Keppel's Ocean Financial Centre (OFC): A 43-storey office building in Raffles Place to be completed this year. Photo: Keppel website

Excerpts from latest analyst reports....

CIMB says Keppel Land is oversold, rates it 'outperform', target price $4.73

Analyst: Donald Chua

• China concerns discounted; oversold. KepLand trades at a hefty 35% discount to RNAV and 1.2x P/BV, a wide margin below its historical mean levels. We believe the stock is oversold with China concerns largely discounted.

• Townships in China. While 25% of its RNAV comes from China, the resilient mass market/township segment makes up 70% of its total China land bank by GFA. We believe there is structural demand for affordable mass housing where price growth should be sustainable.

• Market neglecting its other core units. OFC (Singapore office) is now 90% pre-leased which should crystallise capital values. MBFC PH 2 (66% pre-leased) is due to be completed in 2012.

We believe KepLand will monetise these assets in the next two years and capture substantial NAV gains in the process. If so, there is a chance for special dividend payouts.

DMG says STX Europe to cut down stake; news is positive

Jason Saw


Placement removes overhang risk; a stock to own. STX Europe, the major shareholder of STX OSV, has agreed to sell 215.6m of its shares (18.3% of total shares) to OZ Management (Och-Ziff) at S$1.33/share, 6.3% below its closing price.

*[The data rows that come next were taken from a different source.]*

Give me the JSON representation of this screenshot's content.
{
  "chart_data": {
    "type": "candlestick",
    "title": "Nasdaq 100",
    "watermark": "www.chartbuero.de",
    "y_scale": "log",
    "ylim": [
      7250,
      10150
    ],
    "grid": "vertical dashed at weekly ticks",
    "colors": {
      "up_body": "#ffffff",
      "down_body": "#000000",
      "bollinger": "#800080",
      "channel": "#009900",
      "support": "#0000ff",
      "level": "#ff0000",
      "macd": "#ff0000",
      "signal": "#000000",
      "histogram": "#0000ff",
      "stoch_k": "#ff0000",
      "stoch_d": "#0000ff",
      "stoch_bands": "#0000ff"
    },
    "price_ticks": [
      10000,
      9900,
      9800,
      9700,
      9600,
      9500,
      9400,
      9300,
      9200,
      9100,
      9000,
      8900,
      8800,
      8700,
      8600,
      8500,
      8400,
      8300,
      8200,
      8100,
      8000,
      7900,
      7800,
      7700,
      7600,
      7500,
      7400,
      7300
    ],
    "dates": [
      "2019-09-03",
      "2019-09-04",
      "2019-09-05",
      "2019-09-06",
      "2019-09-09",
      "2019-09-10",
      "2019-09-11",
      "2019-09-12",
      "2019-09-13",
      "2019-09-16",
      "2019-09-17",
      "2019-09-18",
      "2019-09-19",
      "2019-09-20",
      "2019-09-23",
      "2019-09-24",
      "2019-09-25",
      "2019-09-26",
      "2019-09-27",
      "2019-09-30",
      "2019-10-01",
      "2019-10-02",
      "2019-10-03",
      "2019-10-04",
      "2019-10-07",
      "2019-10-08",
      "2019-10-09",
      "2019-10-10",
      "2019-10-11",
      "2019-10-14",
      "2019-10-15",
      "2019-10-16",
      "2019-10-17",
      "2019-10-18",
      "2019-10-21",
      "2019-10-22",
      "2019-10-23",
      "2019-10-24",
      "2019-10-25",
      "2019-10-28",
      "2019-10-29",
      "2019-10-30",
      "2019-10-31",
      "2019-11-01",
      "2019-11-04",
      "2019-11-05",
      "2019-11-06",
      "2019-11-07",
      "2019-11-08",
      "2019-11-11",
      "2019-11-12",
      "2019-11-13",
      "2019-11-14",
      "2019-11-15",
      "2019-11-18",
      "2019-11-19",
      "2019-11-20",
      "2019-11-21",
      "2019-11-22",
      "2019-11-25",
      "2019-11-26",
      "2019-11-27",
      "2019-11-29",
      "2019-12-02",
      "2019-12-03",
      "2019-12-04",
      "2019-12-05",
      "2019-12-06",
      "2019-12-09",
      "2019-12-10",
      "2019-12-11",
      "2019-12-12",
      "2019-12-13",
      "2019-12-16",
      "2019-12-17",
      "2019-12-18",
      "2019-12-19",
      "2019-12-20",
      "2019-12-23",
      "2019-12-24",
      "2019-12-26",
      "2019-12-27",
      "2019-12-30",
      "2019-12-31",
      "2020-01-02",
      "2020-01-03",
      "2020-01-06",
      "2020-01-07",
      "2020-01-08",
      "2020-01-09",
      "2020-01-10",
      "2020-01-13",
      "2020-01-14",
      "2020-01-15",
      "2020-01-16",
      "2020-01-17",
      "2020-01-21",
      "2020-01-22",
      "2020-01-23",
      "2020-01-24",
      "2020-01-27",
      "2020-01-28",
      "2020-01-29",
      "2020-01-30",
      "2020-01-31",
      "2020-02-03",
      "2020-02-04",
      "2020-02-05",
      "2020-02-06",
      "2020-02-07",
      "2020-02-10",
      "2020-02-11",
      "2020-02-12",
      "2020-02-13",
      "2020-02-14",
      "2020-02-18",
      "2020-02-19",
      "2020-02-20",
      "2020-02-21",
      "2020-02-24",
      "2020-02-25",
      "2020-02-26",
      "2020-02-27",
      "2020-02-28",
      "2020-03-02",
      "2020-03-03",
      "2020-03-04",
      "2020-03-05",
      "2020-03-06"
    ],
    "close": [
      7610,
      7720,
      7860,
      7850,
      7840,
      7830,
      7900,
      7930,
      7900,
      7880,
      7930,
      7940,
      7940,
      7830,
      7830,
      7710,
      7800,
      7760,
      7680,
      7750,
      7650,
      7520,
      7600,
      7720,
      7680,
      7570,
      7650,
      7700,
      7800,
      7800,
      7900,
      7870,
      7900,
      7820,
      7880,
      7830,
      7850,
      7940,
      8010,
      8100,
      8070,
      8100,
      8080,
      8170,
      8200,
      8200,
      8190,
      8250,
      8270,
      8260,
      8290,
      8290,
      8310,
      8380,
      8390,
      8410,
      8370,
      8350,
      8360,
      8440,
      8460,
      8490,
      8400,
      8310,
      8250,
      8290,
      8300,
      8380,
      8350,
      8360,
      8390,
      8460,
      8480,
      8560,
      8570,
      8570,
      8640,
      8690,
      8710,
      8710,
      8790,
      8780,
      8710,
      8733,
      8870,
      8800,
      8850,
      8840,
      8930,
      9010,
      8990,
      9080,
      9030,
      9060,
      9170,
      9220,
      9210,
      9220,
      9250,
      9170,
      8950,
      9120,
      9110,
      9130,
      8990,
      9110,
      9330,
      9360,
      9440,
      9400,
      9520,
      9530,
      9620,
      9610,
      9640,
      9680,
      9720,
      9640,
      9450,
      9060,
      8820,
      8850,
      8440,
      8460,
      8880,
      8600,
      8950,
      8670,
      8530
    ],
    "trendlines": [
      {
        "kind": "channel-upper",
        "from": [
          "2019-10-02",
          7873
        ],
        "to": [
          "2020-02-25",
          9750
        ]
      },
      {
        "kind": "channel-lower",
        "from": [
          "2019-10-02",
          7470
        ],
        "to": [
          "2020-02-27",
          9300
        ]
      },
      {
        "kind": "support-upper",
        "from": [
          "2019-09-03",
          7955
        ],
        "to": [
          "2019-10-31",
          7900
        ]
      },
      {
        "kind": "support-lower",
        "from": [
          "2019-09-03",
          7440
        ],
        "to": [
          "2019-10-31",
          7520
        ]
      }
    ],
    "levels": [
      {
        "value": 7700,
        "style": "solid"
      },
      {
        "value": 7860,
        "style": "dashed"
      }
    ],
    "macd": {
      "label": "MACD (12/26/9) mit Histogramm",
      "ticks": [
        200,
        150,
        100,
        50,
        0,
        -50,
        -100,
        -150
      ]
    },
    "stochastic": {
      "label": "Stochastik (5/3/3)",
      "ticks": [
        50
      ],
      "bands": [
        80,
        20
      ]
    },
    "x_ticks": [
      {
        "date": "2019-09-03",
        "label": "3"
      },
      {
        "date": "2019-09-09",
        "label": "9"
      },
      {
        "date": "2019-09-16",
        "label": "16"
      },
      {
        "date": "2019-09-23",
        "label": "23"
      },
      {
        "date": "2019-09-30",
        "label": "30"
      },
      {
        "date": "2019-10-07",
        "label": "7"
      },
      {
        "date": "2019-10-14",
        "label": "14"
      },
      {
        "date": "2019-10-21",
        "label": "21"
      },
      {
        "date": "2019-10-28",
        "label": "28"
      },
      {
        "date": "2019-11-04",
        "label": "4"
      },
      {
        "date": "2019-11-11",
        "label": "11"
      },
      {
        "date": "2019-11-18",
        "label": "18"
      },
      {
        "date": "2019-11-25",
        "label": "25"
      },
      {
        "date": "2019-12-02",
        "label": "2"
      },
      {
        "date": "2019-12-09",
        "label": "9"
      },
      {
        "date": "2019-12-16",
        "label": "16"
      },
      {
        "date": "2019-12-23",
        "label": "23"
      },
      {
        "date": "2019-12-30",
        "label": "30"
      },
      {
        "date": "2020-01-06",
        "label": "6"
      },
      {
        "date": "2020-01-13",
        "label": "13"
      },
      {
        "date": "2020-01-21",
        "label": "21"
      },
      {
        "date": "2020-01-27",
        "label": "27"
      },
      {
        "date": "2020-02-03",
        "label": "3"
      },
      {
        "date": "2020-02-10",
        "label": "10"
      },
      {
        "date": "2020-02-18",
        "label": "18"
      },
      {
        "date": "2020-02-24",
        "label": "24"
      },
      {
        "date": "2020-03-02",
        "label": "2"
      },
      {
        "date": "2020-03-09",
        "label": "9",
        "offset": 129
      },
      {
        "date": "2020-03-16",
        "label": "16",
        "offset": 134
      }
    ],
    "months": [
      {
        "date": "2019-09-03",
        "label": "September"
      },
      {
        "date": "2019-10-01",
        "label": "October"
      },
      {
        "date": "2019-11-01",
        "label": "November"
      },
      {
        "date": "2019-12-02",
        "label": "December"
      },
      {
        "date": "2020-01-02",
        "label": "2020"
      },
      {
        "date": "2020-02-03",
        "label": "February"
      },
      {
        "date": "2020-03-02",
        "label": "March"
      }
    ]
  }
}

Post placement, STX Europe will remain as the major shareholder with a 50.75% stake and OZ Management will own 20.0% of STX OSV.

We believe the overhang risk has been cleared by the placement and believe share price could continue to re-rate on improving demand for high-end newbuilds offshore support vessels (OSV).

We re-iterate BUY with a TP of S$1.89 based on 11x FY11F P/E.


CIMB says CWT is 'building a commodities logistics empire'  ; target price $1.71

Analyst: Daniel Lau

Commodities logistics driving our profit forecasts (S$m)

• Noble in the making? Leveraging its experience in coal supply chain management for coal majors, CWT has ventured into coal trading in Indonesia. Management has also been active in resource-rich Africa and Mongolia. CWT’s latest acquisition of base metals trader MRI, could propel the group into a major commodity trader in time to come.

• Investments to bear fruit in 2H11. Coal trading in Indonesia is gaining traction; newly set-up commodities futures brokerage will be fully operational by 3Q11; new warehousing
capacity will begin to contribute from 3Q11 onwards. CWT has also concluded its acquisition of MRI, which will commence significant contributions to CWT’s bottomline

• War chest to fund expansion. CWT has net cash of S$104m. It can raise another S$700m, by our estimates, if it monetise its 3.3m sf of warehousing capacity by 2013.


NRA Capital says HMI has a 'very compelling growth story' but ....

Analyst: Lee Khai Chian

FY11 results announcement is due for release by the end of August. While we are likely to see a better set of FY11 results than the previous year, we doubt it will have much impact on the share price as the profit to equity might be too small, if not negative.

The share price might remain stagnant until the company achieves sizeable earnings. This could only happen in FY13. However, bear in mind that HMI has a very compelling growth story. Any sign of RSH business (Regency Specialist Hospital located in Bandar Seri Alam, Masai, Johor Bahru) turning to black earlier than expectation might drive the share price higher.

Growth for RSH could be exponential. The counter is currently trading at 2.2x price-to-book. We do not have a rating for this counter.